Doch nicht nur Polizei und Sicherheitsdienste machen vermehrt Jagd auf
Migrant*innen aus Zentralasien. Auch die Bevölkerung lässt ihre Wut an
ihnen aus. In den sozialen Netzwerken kursieren Forderungen, Menschen aus
Zentralasien in Massen zu deportieren oder sogar umzubringen. Und bei
Worten bleibt es nicht. So wurden Tadschik*innen angegriffen, von
Vermietern aus ihren Wohnungen geworfen oder Taxifahrten wieder storniert,
wenn sich herausstellte, dass der Fahrer Tadschike ist.
## Einbruch ins Wohnheim
Die Menschenrechtsaktivistin Valentina Tschupik, die in Russland arbeitende
Migrant*innen kostenlos berät, sagte dem Webportal Mediazona. Central
Asia, dass sie in den ersten zwei Tagen nach dem Anschlag mehr als 2.500
Anrufe von Ausländer*innen in Russland erhalten habe.
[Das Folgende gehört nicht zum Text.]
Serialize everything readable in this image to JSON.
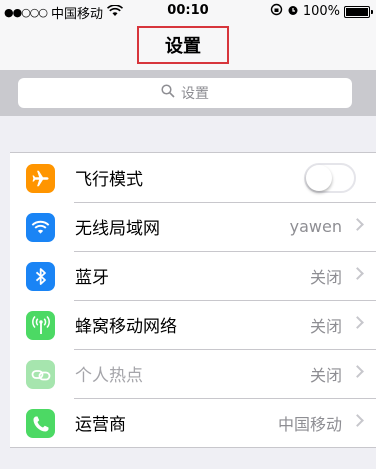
{
  "status_bar": {
    "signal_dots": "●●○○○",
    "carrier": "中国移动",
    "time": "00:10",
    "battery": "100%"
  },
  "nav": {
    "title": "设置"
  },
  "search": {
    "placeholder": "设置"
  },
  "settings": [
    {
      "label": "飞行模式",
      "value": "",
      "toggle": false,
      "icon": "airplane-icon",
      "color": "#ff9500"
    },
    {
      "label": "无线局域网",
      "value": "yawen",
      "icon": "wifi-icon",
      "color": "#1a84f5"
    },
    {
      "label": "蓝牙",
      "value": "关闭",
      "icon": "bluetooth-icon",
      "color": "#1a84f5"
    },
    {
      "label": "蜂窝移动网络",
      "value": "关闭",
      "icon": "cellular-icon",
      "color": "#4cd964"
    },
    {
      "label": "个人热点",
      "value": "关闭",
      "icon": "hotspot-icon",
      "color": "#a6e5ae"
    },
    {
      "label": "运营商",
      "value": "中国移动",
      "icon": "phone-icon",
      "color": "#4cd964"
    }
  ]
}
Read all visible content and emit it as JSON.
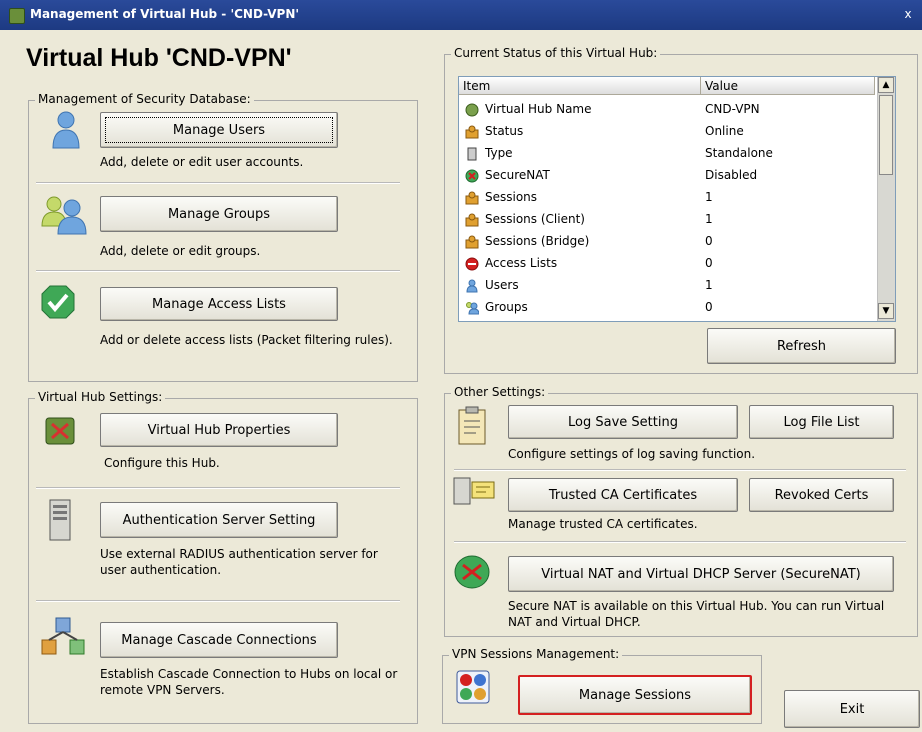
{
  "window": {
    "title": "Management of Virtual Hub - 'CND-VPN'",
    "close": "x"
  },
  "hub_title": "Virtual Hub 'CND-VPN'",
  "security": {
    "legend": "Management of Security Database:",
    "manage_users": "Manage Users",
    "manage_users_desc": "Add, delete or edit user accounts.",
    "manage_groups": "Manage Groups",
    "manage_groups_desc": "Add, delete or edit groups.",
    "manage_acl": "Manage Access Lists",
    "manage_acl_desc": "Add or delete access lists (Packet filtering rules)."
  },
  "hub_settings": {
    "legend": "Virtual Hub Settings:",
    "properties": "Virtual Hub Properties",
    "properties_desc": "Configure this Hub.",
    "auth_server": "Authentication Server Setting",
    "auth_server_desc": "Use external RADIUS authentication server for user authentication.",
    "cascade": "Manage Cascade Connections",
    "cascade_desc": "Establish Cascade Connection to Hubs on local or remote VPN Servers."
  },
  "status": {
    "legend": "Current Status of this Virtual Hub:",
    "col_item": "Item",
    "col_value": "Value",
    "rows": [
      {
        "item": "Virtual Hub Name",
        "value": "CND-VPN",
        "icon": "hub-icon"
      },
      {
        "item": "Status",
        "value": "Online",
        "icon": "status-icon"
      },
      {
        "item": "Type",
        "value": "Standalone",
        "icon": "server-icon"
      },
      {
        "item": "SecureNAT",
        "value": "Disabled",
        "icon": "securenat-icon"
      },
      {
        "item": "Sessions",
        "value": "1",
        "icon": "sessions-icon"
      },
      {
        "item": "Sessions (Client)",
        "value": "1",
        "icon": "sessions-icon"
      },
      {
        "item": "Sessions (Bridge)",
        "value": "0",
        "icon": "sessions-icon"
      },
      {
        "item": "Access Lists",
        "value": "0",
        "icon": "no-entry-icon"
      },
      {
        "item": "Users",
        "value": "1",
        "icon": "user-icon"
      },
      {
        "item": "Groups",
        "value": "0",
        "icon": "group-icon"
      }
    ],
    "refresh": "Refresh"
  },
  "other": {
    "legend": "Other Settings:",
    "log_save": "Log Save Setting",
    "log_file_list": "Log File List",
    "log_desc": "Configure settings of log saving function.",
    "trusted_ca": "Trusted CA Certificates",
    "revoked": "Revoked Certs",
    "trusted_desc": "Manage trusted CA certificates.",
    "securenat": "Virtual NAT and Virtual DHCP Server (SecureNAT)",
    "securenat_desc": "Secure NAT is available on this Virtual Hub. You can run Virtual NAT and Virtual DHCP."
  },
  "sessions": {
    "legend": "VPN Sessions Management:",
    "manage": "Manage Sessions"
  },
  "exit": "Exit"
}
Bei mehr als der Hälfte sei es um Polizeirazzien und illegale Festnahmen
gegangen. Die Anrufer*innen hätten gesagt, sie seien „zu einem
Gespräch“ mit Vertretern des FSB abgeführt worden. Zudem breche die Polizei
in Wohnheime ein, in denen Migrant*innen lebten.
Führende Vertreter der tadschikischen Diaspora in Moskau haben jetzt ihre
Landsleute aufgefordert, abends nicht mehr auf die Straße zu gehen und
Massenveranstaltungen zu meiden. Kirgistans Außenministerium sprach die
Empfehlung aus, auf Reisen nach Russland zu verzichten. Kirgis*innen,
die sich bereits in Russland aufhielten, sollten ständig ihre Dokumente bei
sich haben.
Offiziellen russischen Angaben zufolge leben derzeit rund 1,3 Millionen
Tadschik*innen in Russland, die tatsächliche Zahl dürfte weitaus höher
sein. Für eine Einreise nach Russland benötigen sie kein Visum, daher
heuern viel von ihnen für saisonale Jobs in Russland an. Zudem hat eine
wachsende Anzahl mittlerweile die russische Staatsbürgerschaft.
## Migrant*innen als Gefahr
Sie, wie auch andere Menschen aus Zentralasien, haben seit jeher unter
Schikanen und Verunglimpfungen zu leiden. An der rassistischen Hetze
beteiligen sich nicht nur Politiker*innen, sondern auch die
Russisch-Orthodoxe Kirche. So sagte der [3][Moskauer Patriarch Kirill]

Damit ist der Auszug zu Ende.